Several years later, through some synchronicities and Odyssean turns, I decided to enroll in a local therapeutic massage training program taught in the School of Health Professions at Anne Arundel Community College. One of my workplace massage therapists had graduated from the program and had loved the experience. I'd also happened upon the wonderful Trigger Point Therapy Workbook by massage therapists Clair and Amber Davies, and with its guidance, was able to track down some stubborn trigger points in my quadriceps muscles. I was hooked! I wanted to learn more, and it was clearly time to go back to school (in a very different direction than before --- I'd previously earned a B.A. in English Literature from the University of Baltimore, and a Master of Liberal Arts from The Johns Hopkins University). Before I'd even completed the massage program and the national certification and state licensing exams, I knew I wanted to focus on specific pain remediating therapies, especially regarding myofascial trigger points.
Some complementary experiences were also coming into play --- I've come to consider them a healthy balance to my otherwise research-and-evidence-driven approach to manual therapy. Shortly before my formal massage training began, I had the honor of studying Usui Reiki (Level III) with both William Lee Rand of The International Center for Reiki Training, teaching from a Western perspective, and Frans Steine of The International House of Reiki, teaching from a traditional Japanese perspective. Each of these organizations exemplifies a high degree of professionalism and quality training, and my experience with each has been personally enriching.
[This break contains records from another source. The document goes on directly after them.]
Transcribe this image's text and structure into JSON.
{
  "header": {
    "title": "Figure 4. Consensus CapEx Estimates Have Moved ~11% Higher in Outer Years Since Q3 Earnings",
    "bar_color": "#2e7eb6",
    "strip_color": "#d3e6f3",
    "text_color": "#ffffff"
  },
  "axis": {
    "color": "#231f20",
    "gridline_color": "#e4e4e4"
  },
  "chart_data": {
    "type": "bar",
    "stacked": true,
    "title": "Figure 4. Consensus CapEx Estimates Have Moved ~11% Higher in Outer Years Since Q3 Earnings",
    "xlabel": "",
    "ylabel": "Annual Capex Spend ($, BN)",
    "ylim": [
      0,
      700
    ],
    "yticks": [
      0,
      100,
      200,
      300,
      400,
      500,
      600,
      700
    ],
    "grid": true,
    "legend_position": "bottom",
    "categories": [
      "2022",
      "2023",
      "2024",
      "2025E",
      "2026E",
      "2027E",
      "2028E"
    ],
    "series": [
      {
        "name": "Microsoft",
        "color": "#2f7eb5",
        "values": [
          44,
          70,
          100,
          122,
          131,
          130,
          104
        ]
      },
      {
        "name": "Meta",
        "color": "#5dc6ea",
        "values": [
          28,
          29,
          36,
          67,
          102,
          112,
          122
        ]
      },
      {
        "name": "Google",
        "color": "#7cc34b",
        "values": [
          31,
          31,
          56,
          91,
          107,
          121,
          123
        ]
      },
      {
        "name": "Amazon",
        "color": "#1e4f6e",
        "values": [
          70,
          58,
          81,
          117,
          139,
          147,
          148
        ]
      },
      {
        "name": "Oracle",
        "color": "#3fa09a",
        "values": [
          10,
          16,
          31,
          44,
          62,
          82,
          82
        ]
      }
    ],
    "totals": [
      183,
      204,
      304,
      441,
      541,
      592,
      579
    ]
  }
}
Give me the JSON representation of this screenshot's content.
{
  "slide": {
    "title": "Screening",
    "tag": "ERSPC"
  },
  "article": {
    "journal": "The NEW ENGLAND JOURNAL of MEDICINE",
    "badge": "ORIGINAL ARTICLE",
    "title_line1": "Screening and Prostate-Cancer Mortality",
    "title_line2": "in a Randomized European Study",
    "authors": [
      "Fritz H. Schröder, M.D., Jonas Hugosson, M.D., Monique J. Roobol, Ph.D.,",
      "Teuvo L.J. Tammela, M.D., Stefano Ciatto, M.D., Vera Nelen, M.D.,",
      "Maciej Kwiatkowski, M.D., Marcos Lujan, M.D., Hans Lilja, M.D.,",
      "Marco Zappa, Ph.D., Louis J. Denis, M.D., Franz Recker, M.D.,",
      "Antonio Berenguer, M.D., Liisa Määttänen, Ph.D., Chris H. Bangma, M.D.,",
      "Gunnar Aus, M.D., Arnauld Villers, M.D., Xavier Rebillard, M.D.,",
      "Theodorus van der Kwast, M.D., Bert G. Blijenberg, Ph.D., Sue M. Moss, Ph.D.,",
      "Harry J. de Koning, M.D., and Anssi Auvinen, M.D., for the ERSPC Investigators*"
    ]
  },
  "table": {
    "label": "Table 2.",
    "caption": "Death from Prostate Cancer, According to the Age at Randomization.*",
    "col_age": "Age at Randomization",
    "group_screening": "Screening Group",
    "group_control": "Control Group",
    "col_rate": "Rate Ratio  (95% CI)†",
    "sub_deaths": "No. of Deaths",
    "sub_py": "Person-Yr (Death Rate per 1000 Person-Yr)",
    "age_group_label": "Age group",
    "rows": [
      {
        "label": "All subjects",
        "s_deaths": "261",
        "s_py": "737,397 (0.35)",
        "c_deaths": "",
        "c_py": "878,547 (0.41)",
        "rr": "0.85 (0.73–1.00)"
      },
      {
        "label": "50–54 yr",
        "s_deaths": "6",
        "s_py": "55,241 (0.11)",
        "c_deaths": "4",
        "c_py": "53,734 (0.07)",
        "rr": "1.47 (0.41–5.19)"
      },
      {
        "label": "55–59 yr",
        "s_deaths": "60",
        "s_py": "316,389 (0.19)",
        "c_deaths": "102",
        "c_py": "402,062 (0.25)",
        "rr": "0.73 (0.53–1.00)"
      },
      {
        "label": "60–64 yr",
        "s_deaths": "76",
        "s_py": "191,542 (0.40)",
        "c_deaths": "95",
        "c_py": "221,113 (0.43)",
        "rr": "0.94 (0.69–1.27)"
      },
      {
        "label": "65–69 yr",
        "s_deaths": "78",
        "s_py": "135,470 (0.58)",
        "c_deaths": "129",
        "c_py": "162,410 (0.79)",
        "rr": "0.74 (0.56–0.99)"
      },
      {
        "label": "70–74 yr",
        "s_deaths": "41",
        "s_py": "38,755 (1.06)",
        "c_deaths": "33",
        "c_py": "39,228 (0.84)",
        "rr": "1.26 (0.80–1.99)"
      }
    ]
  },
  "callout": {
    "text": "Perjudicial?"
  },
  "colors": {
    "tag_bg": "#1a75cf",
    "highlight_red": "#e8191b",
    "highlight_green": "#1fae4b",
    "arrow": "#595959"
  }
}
We're fortunate to be living during something of a Renaissance period for manual therapy and pain science. As a Neuromuscular and Trigger Point Therapist, I'm professionally committed to follow sound science and good clinical evidence --- and there's no shortage of emerging research. This expansion of knowledge is a boon for both therapists and clients (most therapists also being clients!) as we gradually decipher the puzzle of pain and develop more effective interventions and treatment strategies. I'm honored to be part of this process, and I'm grateful for the efforts and expertise of my instructors and mentors.